Dataset Splits Yes For the labeled training dataset, the 100 hours Libri Speech train-clean dataset (LS-100) is utilized. For the unlabeled training dataset, we consider two datasets: the 360 hours Libri Speech train-clean dataset (LS-360) and the 500 hours Libri Speech train-other dataset (LS-500). Tables 1 and 2 also present results for 'dev-clean', 'dev-other', 'test-clean', 'test-other' which are standard splits of the Libri Speech dataset.
Hardware Specification No The paper states that experiments were conducted but does not specify any hardware details such as GPU models, CPU types, or memory.
Software Dependencies No The paper mentions using the 'Adam optimizer (Kingma and Ba 2015)' but does not specify version numbers for Adam or any other software libraries, frameworks (e.g., PyTorch, TensorFlow), or programming languages used for implementation.

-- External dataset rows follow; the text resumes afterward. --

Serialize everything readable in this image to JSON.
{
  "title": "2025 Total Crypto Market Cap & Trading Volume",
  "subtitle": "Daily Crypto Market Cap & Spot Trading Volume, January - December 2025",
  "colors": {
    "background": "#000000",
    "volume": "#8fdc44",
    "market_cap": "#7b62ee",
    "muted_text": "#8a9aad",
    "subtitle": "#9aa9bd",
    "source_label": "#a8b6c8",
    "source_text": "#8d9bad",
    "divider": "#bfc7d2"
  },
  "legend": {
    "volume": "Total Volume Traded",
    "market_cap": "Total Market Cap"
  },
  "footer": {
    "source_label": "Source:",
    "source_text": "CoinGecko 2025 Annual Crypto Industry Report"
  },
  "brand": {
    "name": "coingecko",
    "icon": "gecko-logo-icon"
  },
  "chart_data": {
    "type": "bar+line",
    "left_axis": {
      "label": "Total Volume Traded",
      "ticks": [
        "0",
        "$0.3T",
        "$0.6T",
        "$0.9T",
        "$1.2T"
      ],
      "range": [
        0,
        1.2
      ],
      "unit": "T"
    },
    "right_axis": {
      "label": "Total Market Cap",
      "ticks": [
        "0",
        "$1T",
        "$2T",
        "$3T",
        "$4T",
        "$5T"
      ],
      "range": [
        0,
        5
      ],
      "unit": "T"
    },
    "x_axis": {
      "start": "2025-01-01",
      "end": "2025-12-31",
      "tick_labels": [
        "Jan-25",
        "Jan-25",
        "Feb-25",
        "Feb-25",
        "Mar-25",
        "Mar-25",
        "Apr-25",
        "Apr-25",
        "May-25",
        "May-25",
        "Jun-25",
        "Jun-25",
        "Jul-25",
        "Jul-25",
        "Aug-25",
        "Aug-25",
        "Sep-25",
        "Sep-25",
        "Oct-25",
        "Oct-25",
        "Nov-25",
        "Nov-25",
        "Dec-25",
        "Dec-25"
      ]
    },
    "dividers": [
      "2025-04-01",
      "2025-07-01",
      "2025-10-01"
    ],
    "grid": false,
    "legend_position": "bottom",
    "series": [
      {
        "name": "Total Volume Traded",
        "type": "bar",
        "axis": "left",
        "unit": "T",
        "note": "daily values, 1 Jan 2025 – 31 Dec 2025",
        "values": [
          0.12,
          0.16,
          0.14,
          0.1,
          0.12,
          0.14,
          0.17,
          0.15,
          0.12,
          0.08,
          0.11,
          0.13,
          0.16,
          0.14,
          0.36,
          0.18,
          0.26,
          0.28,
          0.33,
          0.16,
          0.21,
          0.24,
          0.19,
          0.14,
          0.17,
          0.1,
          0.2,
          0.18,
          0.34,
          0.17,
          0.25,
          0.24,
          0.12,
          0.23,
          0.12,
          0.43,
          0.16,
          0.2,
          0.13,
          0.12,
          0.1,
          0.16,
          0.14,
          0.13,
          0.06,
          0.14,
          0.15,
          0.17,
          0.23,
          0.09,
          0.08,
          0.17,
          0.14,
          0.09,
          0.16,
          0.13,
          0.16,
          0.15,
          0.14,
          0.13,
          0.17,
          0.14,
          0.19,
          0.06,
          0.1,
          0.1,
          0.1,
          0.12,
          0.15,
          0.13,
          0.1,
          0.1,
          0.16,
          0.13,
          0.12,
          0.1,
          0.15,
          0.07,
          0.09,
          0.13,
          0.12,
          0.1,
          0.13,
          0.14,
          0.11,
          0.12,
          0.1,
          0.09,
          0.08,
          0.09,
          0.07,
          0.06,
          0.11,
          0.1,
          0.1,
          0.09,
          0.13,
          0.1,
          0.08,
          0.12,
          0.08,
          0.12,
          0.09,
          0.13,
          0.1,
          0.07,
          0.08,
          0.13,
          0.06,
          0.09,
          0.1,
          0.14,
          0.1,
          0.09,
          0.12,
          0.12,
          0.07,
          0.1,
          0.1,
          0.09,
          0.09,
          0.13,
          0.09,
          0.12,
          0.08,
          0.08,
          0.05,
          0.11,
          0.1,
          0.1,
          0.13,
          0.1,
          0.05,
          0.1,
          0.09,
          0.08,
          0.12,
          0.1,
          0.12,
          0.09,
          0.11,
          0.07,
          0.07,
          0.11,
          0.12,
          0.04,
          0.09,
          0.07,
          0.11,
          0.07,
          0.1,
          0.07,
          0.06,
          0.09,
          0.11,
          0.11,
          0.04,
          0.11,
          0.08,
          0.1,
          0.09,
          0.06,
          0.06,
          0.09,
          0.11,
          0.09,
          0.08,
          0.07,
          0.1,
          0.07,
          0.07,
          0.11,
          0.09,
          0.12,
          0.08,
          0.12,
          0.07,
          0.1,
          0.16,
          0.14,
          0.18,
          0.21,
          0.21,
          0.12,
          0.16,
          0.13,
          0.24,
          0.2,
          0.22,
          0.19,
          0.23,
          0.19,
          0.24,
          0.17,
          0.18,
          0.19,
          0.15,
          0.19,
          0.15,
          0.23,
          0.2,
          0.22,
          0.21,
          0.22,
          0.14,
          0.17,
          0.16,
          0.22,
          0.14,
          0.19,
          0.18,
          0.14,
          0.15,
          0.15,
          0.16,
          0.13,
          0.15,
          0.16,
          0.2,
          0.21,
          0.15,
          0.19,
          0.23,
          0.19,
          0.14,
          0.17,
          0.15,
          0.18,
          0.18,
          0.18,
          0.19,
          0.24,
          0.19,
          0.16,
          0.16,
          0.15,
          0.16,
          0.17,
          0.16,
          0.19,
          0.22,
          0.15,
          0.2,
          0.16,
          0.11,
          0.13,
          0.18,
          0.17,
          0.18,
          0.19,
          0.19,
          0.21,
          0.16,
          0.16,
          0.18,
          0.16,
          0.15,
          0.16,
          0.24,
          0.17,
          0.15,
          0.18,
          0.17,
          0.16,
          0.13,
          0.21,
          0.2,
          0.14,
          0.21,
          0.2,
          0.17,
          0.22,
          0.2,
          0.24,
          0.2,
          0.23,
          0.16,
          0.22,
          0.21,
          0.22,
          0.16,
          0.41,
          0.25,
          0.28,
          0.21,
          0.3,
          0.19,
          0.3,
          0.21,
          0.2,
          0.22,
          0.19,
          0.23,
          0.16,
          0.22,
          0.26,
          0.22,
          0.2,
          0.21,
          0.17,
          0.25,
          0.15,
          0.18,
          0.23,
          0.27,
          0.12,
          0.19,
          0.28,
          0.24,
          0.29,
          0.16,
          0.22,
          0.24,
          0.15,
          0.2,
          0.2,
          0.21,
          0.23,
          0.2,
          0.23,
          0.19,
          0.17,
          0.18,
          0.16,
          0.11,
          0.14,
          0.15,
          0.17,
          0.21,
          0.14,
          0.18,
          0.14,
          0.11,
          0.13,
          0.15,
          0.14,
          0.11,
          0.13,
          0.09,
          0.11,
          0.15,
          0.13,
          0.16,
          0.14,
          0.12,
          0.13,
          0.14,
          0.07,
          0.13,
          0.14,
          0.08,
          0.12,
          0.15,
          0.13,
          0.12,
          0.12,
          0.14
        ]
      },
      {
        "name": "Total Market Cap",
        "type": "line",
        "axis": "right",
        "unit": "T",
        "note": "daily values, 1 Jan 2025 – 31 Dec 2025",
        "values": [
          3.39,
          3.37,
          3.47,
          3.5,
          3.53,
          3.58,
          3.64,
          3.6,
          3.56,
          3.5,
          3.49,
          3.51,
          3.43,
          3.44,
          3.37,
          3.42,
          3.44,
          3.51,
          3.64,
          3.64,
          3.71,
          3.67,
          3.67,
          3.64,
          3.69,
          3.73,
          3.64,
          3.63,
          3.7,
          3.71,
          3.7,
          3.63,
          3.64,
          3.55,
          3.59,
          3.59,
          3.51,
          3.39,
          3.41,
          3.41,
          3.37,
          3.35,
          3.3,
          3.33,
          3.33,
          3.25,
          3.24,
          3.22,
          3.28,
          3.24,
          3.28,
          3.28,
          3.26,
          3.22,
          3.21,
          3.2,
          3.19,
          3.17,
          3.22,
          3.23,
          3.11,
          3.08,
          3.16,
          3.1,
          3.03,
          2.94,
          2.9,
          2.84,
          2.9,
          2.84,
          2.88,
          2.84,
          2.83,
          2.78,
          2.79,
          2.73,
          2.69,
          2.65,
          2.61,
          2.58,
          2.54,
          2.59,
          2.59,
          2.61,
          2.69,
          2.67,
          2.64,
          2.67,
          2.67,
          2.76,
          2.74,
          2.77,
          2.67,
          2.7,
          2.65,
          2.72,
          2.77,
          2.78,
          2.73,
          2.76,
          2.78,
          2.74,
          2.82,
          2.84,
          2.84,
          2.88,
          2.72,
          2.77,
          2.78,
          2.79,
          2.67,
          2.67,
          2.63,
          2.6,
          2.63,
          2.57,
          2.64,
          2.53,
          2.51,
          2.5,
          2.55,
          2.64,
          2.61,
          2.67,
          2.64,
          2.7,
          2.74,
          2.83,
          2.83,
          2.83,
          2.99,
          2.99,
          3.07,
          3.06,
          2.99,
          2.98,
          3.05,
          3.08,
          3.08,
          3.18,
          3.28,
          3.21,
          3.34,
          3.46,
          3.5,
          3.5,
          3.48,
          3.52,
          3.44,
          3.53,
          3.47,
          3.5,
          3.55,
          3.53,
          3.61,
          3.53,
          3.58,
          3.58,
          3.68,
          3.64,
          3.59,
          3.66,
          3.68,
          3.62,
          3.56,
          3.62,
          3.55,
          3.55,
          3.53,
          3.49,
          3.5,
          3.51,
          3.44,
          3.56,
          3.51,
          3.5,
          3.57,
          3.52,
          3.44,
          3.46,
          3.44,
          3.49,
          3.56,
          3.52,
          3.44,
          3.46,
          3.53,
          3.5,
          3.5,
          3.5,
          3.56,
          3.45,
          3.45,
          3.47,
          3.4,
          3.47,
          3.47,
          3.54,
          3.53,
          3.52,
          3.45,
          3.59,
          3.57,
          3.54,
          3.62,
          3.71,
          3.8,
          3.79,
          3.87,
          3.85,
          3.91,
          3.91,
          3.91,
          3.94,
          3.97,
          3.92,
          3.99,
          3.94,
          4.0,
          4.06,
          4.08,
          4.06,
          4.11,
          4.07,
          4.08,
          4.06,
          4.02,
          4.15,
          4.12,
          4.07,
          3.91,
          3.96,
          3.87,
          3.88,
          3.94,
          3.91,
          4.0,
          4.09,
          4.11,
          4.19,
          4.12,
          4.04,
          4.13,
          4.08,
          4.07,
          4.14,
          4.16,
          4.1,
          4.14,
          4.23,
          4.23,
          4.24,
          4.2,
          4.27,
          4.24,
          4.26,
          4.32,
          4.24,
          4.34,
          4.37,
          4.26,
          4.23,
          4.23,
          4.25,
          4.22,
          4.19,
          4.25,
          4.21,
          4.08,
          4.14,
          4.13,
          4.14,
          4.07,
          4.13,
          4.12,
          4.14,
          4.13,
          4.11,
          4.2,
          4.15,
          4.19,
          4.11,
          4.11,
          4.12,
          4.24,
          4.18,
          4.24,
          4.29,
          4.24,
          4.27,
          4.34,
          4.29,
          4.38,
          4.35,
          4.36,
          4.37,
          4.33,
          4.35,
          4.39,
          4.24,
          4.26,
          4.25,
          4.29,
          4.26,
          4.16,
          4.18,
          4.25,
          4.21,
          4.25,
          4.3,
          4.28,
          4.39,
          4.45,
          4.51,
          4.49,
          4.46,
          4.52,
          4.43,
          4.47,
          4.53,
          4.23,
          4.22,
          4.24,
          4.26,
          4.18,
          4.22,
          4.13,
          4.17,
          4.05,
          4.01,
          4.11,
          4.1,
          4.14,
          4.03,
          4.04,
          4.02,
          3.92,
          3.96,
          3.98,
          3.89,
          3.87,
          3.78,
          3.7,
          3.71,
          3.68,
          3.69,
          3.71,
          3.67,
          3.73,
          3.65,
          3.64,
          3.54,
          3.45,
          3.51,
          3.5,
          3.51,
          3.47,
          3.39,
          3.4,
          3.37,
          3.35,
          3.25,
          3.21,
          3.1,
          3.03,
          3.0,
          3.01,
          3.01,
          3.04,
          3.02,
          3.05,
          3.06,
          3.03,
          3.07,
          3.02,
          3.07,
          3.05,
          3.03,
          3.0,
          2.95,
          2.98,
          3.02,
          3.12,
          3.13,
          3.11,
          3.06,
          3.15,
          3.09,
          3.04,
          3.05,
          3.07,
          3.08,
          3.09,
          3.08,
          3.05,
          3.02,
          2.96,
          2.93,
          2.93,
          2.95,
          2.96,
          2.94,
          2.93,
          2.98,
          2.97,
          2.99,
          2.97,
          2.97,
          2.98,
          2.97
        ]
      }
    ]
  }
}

Experiment Setup Yes We use a learning rate of 3e-5 with the Adam optimizer (Kingma and Ba 2015) with 10% warmup stages out of 100 total epochs. Also, the model is frozen for 12.5% of the training except for a newly initialized linear CTC layer. A batch size of 128 and the CTC loss function is utilized for optimization. We set N = 3 for the number of Dropout implementations. We experiment on the hyperparameter α {0.1, 0.2, 0.3} for Equation 11, 12. We clip the uncertainty value upl lower than 1% of the training dataset to stabilize the loss attenuation in Equation 10 and set λ as the clipped criterion.